My journey began at my birth, I was living it.
My journey shifted when I started college, and again when I had my first child.
My journey is mine. I love every peak and valley, because I learn there. And each bit I learn gets me ready for the next part.
Conscious Discipline has been an influencer in the way I see my own children (and the ones I see at school). I'm thankful for the friends that have been a guide and showed me a different way.
Background knowledge is critical in learning something new. Because I have these rungs of information and years of practice I am able to grasp on to other, maybe "out there" ways of thinking.
School is an academic environment. Obvious, right? But what if the students can't learn the way I teach? That's when I employ "differentiation." But what if the student still struggles, and it goes deeper? What if the struggle is related to stress in his life. Can I differentiate for that as well?
Stress. I have to recognize my own stress, and deal with it (appropriately, thanks Conscious Discipline). And then I can begin to recognize it in my students and teach them ways to deal with it (thanks Conscious Discipline).
But what if the stress is bigger than that. Toxic Stress? How will I help? How will I even understand it?

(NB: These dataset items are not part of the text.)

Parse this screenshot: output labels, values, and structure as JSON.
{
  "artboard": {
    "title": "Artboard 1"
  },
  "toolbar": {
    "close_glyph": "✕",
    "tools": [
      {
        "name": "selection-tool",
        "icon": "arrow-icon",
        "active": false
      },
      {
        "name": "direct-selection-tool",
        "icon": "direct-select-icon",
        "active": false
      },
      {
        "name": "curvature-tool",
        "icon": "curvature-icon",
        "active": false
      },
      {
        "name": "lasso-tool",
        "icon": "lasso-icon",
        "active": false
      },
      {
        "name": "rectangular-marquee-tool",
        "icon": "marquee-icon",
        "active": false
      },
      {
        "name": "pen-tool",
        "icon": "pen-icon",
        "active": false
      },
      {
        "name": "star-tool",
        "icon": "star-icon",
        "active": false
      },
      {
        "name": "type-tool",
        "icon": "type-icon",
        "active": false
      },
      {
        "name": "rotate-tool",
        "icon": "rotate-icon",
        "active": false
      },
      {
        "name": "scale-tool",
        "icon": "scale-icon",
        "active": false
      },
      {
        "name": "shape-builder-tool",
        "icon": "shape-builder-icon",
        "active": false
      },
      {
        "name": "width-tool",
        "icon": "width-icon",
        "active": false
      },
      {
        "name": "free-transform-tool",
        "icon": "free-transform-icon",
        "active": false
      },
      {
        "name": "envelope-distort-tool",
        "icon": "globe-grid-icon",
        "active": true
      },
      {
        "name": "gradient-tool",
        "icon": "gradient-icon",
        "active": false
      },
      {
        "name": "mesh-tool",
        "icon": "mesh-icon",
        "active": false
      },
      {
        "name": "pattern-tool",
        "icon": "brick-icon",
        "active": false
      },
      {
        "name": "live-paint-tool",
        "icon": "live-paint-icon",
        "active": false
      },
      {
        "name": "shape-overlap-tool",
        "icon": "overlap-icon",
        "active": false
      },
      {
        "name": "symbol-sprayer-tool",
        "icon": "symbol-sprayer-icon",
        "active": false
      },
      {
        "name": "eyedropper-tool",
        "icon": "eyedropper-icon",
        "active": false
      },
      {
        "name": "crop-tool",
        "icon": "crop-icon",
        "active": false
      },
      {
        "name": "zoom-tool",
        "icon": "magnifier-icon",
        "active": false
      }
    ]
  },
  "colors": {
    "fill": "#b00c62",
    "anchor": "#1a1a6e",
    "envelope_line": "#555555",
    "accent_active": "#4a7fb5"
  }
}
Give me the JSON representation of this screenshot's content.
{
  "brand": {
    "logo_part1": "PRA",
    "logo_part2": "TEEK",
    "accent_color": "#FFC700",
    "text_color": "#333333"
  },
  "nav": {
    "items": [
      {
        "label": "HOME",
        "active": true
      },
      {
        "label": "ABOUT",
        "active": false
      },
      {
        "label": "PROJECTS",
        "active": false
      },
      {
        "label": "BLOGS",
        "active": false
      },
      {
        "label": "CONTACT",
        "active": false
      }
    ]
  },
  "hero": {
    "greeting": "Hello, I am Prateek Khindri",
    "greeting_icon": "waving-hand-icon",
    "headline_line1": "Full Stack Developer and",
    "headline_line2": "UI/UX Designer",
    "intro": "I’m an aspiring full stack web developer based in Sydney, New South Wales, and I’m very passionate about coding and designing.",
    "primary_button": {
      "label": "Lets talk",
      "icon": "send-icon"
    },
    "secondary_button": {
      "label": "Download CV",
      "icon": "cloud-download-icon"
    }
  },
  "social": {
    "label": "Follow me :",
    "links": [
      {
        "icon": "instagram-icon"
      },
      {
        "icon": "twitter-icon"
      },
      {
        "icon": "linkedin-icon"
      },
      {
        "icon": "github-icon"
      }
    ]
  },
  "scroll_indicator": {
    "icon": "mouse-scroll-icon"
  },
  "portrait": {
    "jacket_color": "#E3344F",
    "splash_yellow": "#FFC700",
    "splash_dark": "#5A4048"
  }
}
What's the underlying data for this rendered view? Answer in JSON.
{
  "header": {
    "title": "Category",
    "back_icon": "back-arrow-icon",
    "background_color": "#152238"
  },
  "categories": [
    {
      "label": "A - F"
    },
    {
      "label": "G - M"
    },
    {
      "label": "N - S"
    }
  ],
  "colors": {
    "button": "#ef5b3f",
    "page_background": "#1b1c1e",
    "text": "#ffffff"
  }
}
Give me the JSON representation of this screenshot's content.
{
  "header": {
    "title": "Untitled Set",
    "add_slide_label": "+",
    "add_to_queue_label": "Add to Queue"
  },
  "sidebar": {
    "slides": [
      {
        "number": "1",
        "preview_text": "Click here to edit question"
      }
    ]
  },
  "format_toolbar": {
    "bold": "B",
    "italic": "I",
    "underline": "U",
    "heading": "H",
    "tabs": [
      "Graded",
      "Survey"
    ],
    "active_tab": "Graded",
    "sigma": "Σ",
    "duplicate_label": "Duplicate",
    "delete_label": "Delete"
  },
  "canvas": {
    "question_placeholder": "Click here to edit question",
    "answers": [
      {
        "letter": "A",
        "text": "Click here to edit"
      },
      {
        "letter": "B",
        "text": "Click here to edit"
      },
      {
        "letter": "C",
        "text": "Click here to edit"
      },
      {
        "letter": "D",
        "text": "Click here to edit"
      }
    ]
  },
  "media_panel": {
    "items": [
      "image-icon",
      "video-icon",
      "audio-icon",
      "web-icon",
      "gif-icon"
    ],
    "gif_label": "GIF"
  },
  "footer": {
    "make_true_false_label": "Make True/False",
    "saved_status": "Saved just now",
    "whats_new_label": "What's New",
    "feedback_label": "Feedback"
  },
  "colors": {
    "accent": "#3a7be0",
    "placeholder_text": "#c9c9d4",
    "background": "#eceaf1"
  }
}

As part of professional development yesterday, we watched Paper Tigers. Sure, it was a documentary of a high school in Washington state, but there are so many applications for me (in kindergarten in the middle of Kansas).
*constant stress=inability to learn because of continued fight/flight response of living in the brain stem
*drugs and behaviors are possibly used to cover up the feelings, because feelings are scary and difficult to process
*look deeper, not at the behavior, but the something that is causing the behavior
*avoid judging the outward behavior, show compassion, show a different way to express feelings
I am so excited to continue this journey, my journey, to be the teacher for others that I would wish for my own children.